Hay un momento en la vida en el que ya no basta con cambiar hábitos, soltar creencias o poner límites. Todo eso es importante, sí, pero es la superficie. El verdadero giro ocurre cuando te atreves a mirarte sin filtros y reconoces quién eres hoy.
Aceptar tu verdadero yo es el paso que casi nadie menciona porque es el más incómodo.
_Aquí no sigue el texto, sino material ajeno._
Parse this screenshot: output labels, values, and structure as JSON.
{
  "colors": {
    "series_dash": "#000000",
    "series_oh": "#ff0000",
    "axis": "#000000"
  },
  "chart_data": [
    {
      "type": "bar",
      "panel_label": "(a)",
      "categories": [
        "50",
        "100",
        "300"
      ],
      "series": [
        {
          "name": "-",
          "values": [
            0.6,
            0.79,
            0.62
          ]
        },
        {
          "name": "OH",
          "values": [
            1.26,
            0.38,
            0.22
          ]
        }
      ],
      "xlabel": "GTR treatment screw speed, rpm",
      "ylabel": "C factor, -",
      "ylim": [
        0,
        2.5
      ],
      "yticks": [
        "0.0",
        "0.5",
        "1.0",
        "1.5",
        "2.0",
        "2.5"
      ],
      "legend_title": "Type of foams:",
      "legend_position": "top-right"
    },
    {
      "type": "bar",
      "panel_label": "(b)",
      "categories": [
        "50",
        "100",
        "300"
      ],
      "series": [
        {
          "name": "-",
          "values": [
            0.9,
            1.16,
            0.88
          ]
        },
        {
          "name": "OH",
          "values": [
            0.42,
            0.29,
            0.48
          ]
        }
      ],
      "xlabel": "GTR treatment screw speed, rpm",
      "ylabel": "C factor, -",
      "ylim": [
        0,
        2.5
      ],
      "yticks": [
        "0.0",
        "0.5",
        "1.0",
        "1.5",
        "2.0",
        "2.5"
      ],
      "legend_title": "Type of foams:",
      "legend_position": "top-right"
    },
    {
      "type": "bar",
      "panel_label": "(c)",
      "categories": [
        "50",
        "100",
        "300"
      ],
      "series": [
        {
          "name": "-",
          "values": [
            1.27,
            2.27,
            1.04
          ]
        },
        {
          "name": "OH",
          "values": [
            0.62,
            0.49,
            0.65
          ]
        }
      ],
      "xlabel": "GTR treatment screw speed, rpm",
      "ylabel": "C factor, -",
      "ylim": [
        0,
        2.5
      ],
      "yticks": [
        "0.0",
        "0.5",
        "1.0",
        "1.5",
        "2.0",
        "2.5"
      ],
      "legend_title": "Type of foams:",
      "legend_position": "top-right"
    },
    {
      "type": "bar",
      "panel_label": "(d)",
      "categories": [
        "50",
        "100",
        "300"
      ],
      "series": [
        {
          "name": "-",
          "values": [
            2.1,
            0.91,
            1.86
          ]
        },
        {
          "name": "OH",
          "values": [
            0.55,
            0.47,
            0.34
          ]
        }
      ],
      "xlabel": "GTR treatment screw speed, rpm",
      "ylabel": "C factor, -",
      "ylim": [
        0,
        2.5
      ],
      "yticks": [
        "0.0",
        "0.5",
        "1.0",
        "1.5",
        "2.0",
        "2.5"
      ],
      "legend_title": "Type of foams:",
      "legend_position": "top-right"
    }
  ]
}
Requiere silencio, sinceridad y una valentía que no se presume en redes.
La identidad que construiste para sobrevivir
Durante años aprendemos a encajar. Adoptamos creencias que no son nuestras, hábitos que no nos representan y expectativas que nunca elegimos. Pero llega un punto en el que esa identidad prestada empieza a pesar.
Aceptar tu verdadero yo implica reconocer que muchas de las versiones que interpretaste fueron necesarias, pero ya no son tu hogar.
El vértigo de reconocerte
Mirarte de verdad da vértigo. Porque aceptar quién eres hoy significa admitir que has cambiado. Y admitir que has cambiado significa asumir que algunas cosas ya no encajan contigo.
La incomodidad de ser auténtica
Ser auténtica no es “ser tú misma” en abstracto. Es ser tú misma, aunque incomode. Aunque otros no lo entiendan. Aunque te miren raro.
Vivir desde tu verdad
Cuando aceptas quién eres, el cambio deja de ser una obligación y se convierte en una consecuencia natural. Ya no cambias para encajar, cambias para estar en paz.
Aceptar tu verdadero yo no es el final del camino, sino el inicio de una vida más coherente. A partir de aquí, cada decisión, cada hábito y cada cambio nace desde un lugar más honesto. Y quizá ese sea el mayor acto de libertad: permitirte ser, sin pedir permiso.